Who is and who isn’t Muslim

“If you don’t convert to (my sect) you might as well not convert to Islam!” exclaimed the ‘uncle’ to the young Christian lady. The lady’s husband, a Muslim, had requested his elder friend to come and help explain to her why Islam is so important to him, and why he’d like her, too, to share in its joy. The husband was startled by this narrow-minded bombshell. The shocking words of the ‘uncle’ highlight a lack of priorities plaguing some of those who profess themselves to be Muslim.

It is understandable for someone to feel passionately about a cause which (rightly or wrongly) they believe to be true. I remember a rabbi relating how he went home after his first year at rabbinical seminary and began self-righteously passing judgment on and correcting what seemed to be a plethora of misdeeds and mistakes of his family. But passionate belief (even when correct) becomes problematic if it results in a narrowed vision of reality and truth, and even more so when it leads to behavior that turns others away from the Path to God.

The Prophet Muḥammad ṣallallāhu 'alayhi wa sallam (peace and blessings of Allāh be upon him) was once leading prayers when he heard a man in the congregation saying, “O God! Bless me and Muḥammad, and don’t bless anyone else with us!” After the congregational prayer was over, the Prophet ṣallallāhu 'alayhi wa sallam (peace and blessings of Allāh be upon him) remarked, chastising him, “You have restricted a capacious [thing]!” (Sahih Bukhāri and others)
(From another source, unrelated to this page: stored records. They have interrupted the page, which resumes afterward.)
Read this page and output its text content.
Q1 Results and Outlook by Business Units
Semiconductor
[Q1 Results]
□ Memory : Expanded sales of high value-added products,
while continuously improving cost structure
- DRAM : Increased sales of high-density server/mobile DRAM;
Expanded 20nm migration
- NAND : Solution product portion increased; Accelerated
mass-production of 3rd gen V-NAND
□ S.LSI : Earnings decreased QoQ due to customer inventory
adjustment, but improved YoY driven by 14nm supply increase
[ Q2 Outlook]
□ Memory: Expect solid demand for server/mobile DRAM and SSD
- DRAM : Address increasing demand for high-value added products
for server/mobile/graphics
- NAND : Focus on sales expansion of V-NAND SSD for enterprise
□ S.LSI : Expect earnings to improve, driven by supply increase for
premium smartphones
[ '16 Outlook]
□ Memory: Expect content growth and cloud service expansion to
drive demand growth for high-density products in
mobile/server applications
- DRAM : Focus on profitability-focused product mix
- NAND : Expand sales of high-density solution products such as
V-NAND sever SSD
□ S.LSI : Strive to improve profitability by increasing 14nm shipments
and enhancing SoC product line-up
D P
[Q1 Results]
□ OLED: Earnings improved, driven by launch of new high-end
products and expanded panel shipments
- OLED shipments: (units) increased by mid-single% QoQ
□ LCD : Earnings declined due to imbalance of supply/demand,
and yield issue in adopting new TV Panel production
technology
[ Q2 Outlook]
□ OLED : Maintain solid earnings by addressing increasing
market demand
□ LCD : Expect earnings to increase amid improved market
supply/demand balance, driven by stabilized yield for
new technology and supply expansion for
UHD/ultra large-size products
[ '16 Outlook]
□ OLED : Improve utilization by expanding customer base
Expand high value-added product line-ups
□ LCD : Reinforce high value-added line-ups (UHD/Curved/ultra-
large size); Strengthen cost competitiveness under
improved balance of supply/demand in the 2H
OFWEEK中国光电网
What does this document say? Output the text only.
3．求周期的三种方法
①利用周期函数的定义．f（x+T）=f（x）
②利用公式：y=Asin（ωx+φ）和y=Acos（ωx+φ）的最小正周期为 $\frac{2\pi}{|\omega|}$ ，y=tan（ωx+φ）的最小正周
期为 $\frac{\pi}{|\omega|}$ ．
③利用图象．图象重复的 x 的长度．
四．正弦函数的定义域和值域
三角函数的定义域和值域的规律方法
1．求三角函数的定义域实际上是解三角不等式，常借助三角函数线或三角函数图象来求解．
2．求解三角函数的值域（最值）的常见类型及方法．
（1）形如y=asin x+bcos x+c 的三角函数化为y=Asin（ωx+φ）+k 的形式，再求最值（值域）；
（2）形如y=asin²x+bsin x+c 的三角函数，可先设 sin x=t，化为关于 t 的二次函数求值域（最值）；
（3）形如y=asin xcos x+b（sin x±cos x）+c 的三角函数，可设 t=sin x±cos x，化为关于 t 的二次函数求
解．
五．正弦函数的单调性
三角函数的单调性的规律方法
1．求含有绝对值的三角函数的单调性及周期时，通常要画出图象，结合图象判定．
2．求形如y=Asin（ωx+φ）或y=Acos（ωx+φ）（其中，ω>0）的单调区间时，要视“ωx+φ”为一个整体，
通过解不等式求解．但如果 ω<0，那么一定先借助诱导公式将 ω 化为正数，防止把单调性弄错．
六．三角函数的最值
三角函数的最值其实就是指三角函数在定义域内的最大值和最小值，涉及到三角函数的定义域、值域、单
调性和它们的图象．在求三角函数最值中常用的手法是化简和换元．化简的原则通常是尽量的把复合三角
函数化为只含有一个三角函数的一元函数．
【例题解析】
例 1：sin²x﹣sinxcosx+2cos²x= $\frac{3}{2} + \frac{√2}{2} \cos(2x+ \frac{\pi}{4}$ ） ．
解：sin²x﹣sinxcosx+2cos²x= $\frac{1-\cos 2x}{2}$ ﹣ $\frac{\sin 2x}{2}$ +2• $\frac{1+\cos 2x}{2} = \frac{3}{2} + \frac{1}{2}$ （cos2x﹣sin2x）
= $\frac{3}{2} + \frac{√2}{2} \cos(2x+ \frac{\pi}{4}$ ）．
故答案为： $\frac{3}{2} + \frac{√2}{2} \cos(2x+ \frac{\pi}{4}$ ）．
The blessings of God, and especially the spiritual blessing of right guidance embodied in the Final Revelation (the Qur’an), should not be confused with human constructions of group identity and boundaries. More specifically, some Muslims are sometimes (and any frequency is too often for something this important) too quick to declare someone to be outside the fold of Islam due to (i) imperfect practice, or (ii) disagreement on a non-core belief.